Personal information
- Full name: Richard Joseph Hart
- Born: 7 December 1967 (age 58) Beckenham, Kent, England
- Batting: Left-handed
- Bowling: Slow left-arm orthodox

Domestic team information
- 1987–1988: Cambridge University

Career statistics
| Competition | First-class |
| Matches | 9 |
| Runs scored | 53 |
| Batting average | 4.41 |
| 100s/50s | –/– |
| Top score | 12 |
| Balls bowled | 1,400 |
| Wickets | 13 |
| Bowling average | 54.46 |
| 5 wickets in innings | – |
| 10 wickets in match | – |
| Best bowling | 4/66 |
| Catches/stumpings | 1/– |
- Source: Cricinfo, 10 January 2022

= Richard Hart (cricketer) =

English cricketer

Richard Joseph Hart (born 7 December 1967) is an English former first-class cricketer.

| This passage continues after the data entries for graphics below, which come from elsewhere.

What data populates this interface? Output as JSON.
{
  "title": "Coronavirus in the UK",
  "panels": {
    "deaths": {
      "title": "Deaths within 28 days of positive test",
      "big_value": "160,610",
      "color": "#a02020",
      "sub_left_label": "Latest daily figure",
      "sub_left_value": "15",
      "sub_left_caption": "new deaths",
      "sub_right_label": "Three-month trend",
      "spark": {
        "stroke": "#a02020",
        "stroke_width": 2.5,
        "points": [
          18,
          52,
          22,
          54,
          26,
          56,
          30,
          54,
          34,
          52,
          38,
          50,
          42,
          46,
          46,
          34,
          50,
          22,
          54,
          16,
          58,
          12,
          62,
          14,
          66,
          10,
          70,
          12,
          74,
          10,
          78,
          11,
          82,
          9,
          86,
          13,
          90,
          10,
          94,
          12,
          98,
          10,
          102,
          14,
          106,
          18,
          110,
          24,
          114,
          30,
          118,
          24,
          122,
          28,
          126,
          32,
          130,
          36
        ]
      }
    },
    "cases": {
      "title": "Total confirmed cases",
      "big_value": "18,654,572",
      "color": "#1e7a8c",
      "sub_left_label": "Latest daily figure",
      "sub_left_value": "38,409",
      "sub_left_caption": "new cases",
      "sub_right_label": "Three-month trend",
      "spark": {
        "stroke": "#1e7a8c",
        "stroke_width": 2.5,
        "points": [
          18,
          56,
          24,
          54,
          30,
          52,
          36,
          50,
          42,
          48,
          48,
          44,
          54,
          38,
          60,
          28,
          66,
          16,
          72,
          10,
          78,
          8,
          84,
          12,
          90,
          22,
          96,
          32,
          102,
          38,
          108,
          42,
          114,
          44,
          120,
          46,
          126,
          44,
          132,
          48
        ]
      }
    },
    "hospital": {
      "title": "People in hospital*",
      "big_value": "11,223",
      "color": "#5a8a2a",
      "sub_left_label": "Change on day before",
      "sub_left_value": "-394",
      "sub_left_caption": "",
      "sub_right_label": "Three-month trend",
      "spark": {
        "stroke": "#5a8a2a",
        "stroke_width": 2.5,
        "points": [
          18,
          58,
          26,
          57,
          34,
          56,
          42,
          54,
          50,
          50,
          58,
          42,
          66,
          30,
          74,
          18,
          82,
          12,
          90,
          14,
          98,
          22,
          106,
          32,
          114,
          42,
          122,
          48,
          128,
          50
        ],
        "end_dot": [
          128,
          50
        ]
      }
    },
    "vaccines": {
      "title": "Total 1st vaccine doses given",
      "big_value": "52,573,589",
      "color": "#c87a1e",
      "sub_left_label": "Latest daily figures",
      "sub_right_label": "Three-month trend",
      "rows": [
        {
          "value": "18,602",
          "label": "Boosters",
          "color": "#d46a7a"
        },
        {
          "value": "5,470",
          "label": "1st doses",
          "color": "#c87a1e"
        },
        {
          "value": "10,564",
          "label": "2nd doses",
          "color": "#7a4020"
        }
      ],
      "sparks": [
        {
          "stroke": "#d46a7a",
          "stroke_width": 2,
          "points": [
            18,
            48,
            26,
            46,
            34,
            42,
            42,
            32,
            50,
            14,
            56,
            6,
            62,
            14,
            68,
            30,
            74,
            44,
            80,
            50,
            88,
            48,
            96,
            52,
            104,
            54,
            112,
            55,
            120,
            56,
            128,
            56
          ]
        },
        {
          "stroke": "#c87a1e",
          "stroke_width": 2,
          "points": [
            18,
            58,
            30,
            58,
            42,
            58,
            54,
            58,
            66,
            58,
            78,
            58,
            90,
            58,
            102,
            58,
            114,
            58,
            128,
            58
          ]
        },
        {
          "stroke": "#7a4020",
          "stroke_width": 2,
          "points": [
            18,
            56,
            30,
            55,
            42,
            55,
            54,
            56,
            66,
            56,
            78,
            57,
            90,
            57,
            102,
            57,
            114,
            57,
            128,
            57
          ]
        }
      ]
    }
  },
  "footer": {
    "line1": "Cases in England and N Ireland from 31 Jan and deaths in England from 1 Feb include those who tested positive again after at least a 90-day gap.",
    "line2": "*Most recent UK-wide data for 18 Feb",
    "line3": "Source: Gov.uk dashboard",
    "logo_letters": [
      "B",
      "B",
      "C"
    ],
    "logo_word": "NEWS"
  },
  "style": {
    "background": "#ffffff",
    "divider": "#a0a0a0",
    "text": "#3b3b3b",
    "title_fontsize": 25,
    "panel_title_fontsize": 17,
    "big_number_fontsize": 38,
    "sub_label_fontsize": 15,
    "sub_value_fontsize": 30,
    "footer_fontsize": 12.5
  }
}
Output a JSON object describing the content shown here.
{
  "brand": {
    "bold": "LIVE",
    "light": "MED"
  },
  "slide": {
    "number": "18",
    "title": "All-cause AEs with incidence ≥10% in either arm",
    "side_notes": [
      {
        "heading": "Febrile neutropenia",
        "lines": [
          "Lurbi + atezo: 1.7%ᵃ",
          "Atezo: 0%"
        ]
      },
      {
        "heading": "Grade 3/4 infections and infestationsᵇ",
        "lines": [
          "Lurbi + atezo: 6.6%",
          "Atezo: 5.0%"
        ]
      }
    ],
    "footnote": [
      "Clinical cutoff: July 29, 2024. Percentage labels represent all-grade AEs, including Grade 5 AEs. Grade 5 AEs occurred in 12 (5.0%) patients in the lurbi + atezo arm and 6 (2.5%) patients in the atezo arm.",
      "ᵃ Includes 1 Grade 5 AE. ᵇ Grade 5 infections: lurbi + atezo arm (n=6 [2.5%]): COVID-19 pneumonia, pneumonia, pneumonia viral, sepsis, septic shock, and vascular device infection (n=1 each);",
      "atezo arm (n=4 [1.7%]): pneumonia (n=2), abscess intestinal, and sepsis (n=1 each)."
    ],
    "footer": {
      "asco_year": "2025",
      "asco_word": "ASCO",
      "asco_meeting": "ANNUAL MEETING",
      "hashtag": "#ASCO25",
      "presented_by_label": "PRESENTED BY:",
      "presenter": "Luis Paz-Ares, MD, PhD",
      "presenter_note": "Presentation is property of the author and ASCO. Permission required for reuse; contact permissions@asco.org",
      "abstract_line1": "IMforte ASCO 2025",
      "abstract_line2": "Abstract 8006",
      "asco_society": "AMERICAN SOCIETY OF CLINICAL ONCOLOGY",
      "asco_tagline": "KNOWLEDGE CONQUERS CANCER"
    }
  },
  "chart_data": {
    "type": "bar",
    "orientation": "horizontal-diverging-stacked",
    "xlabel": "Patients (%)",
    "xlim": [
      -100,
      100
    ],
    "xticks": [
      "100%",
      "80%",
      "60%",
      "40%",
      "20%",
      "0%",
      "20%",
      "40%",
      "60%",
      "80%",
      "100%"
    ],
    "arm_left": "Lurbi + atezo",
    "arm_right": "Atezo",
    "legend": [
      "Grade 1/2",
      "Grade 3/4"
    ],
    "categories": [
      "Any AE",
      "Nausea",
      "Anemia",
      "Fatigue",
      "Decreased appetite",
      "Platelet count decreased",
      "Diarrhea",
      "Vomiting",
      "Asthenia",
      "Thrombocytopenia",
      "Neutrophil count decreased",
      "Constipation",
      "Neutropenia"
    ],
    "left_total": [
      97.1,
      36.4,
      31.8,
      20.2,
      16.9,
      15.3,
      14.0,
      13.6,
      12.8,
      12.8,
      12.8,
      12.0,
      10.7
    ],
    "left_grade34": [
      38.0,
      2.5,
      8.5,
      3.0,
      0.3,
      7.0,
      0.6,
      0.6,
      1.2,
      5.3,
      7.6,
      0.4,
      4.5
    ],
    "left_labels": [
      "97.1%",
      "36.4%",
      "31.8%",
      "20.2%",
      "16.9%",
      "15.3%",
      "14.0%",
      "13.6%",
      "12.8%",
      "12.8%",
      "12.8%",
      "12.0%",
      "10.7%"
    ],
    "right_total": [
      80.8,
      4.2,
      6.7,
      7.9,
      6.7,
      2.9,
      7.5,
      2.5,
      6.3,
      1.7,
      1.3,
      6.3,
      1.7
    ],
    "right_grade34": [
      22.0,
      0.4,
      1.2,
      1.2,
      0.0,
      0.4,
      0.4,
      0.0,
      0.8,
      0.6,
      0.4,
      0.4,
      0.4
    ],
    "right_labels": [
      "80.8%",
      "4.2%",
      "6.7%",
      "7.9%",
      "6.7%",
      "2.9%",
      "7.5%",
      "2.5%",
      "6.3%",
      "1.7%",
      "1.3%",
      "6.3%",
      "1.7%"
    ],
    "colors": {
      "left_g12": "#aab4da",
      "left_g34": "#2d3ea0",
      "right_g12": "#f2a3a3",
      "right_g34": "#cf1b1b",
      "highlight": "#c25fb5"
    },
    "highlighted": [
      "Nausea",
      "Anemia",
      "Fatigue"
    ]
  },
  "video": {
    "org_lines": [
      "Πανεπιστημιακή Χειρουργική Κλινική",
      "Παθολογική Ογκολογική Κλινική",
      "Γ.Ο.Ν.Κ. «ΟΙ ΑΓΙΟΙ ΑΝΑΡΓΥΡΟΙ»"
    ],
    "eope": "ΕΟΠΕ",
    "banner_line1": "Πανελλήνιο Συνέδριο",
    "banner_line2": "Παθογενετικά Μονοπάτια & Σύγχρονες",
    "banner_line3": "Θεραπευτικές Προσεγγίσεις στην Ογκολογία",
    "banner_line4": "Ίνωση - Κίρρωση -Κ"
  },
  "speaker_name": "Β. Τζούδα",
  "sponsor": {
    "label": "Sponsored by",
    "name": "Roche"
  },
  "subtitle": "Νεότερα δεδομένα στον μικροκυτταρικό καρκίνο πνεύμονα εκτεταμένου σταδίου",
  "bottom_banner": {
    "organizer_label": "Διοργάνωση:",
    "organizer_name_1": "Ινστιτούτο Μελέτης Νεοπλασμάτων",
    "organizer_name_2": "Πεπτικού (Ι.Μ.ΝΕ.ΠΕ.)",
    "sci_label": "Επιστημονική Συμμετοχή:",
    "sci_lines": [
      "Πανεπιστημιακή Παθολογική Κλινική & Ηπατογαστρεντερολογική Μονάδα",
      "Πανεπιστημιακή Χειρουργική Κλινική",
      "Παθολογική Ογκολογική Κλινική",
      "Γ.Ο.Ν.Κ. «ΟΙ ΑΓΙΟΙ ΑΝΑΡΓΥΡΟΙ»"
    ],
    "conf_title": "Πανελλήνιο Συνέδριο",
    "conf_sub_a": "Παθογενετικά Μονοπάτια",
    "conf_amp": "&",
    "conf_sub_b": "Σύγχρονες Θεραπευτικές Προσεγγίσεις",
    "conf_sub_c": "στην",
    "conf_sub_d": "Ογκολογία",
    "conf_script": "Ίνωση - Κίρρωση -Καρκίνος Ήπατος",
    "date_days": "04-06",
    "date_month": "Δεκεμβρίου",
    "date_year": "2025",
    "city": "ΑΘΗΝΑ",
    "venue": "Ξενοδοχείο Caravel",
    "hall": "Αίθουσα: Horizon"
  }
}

Hart was born at Beckenham in December 1967. He was educated at Eltham College, before going up to Caius College, Cambridge. While studying at Cambridge, he played first-class cricket for Cambridge University Cricket Club in 1987 and 1988, making nine appearances. Playing as a slow left-arm orthodox bowler, he took 13 wickets at an average of 54.56, with best figures of 4 for 66. As a lower order batsman, he scored 53 runs with a highest score of 12.